State: Stop Buying Land
Published January 15, 2011
Letters to the Editor
Adirondack Journal
Warrensburg, NY 12885
Dear Editor:
The seemingly universal accolades for New York States
acquisition at the end of December of development rights from
87,000 acres of forest land in the Adirondacks-at a cost of $30
million-deserves some criticism.
Why is the state spending this sum to eradicate land rights
when the state has been unable to balance its budget without
firings, program cutbacks, and passing down unfunded mandates
that are strangling local governments?
And, why is the state further strangling land ownership in
towns already suffering from too much state land ownership? Take
Stony Creek, for instance. The state already owns 53 percent
of the land, and, with this acquisition, has additionally prohibited
all economic activity except logging and limited recreation on
1,230 acres.
The Stony Creek Town Board passed a resolution requesting
that the state not acquire conservation easements along Hildebrandt
Road, an actively maintained town highway that connects Stony
Creek to Athol, where, according to my husband Peter LaGrasse,
the chairman of Stony Creeks Board of Assessors, the APA
rules would allow a total of twelve houses to be built in Stony
Creek along highway frontage on 507 acres of land with good characteristics
for building.
The state could have acquired the development rights to the
back land and left the road frontage intact, but instead it simply
eradicated this modest building potential, although it could
be so important in a town of under 700 residents that is held
back by the Adirondack Park Agencys high bars to development.

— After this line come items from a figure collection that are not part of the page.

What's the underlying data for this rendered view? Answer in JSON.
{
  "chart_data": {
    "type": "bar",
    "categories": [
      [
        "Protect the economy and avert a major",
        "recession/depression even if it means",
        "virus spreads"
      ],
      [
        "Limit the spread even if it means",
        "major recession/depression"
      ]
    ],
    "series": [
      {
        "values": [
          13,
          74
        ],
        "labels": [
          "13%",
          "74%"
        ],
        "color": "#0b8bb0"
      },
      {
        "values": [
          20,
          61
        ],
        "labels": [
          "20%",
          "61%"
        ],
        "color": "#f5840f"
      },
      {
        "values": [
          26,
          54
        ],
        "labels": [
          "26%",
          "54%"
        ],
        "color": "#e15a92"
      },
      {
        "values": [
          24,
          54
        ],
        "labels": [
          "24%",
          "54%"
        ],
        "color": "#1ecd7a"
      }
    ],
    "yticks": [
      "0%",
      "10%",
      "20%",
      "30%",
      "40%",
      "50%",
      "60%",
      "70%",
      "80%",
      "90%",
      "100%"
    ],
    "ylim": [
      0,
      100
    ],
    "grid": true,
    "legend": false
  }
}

In essence, whenever the state acquires conservation easements,
the state is eradicating the much-coveted, very limited development
potential allowed by the Adirondack Park Agencys land use
bible, the Land Use and Development Plan Map and State
Land Map.
The so-called Adirondack Park includes six million
acres of land, of which three million acres are owned by the
state as forever wild. Up until December, the state
had acquired 700,000 acres of conservation easements in addition
to this forever wild land. Now the state has added another 87,000
acres.
The state should not buy one more acre of land in the Adirondacks,
neither in full title nor as conservation easements.
The Legislature should wake up and look at the lost biodiversity,
the lost hunting, and the loss of potential state revenue by
refusing to sustainably harvest the rich timber resource of the
forever wild land.
Carol W. LaGrasse
President
Property Rights Foundation of America, Inc.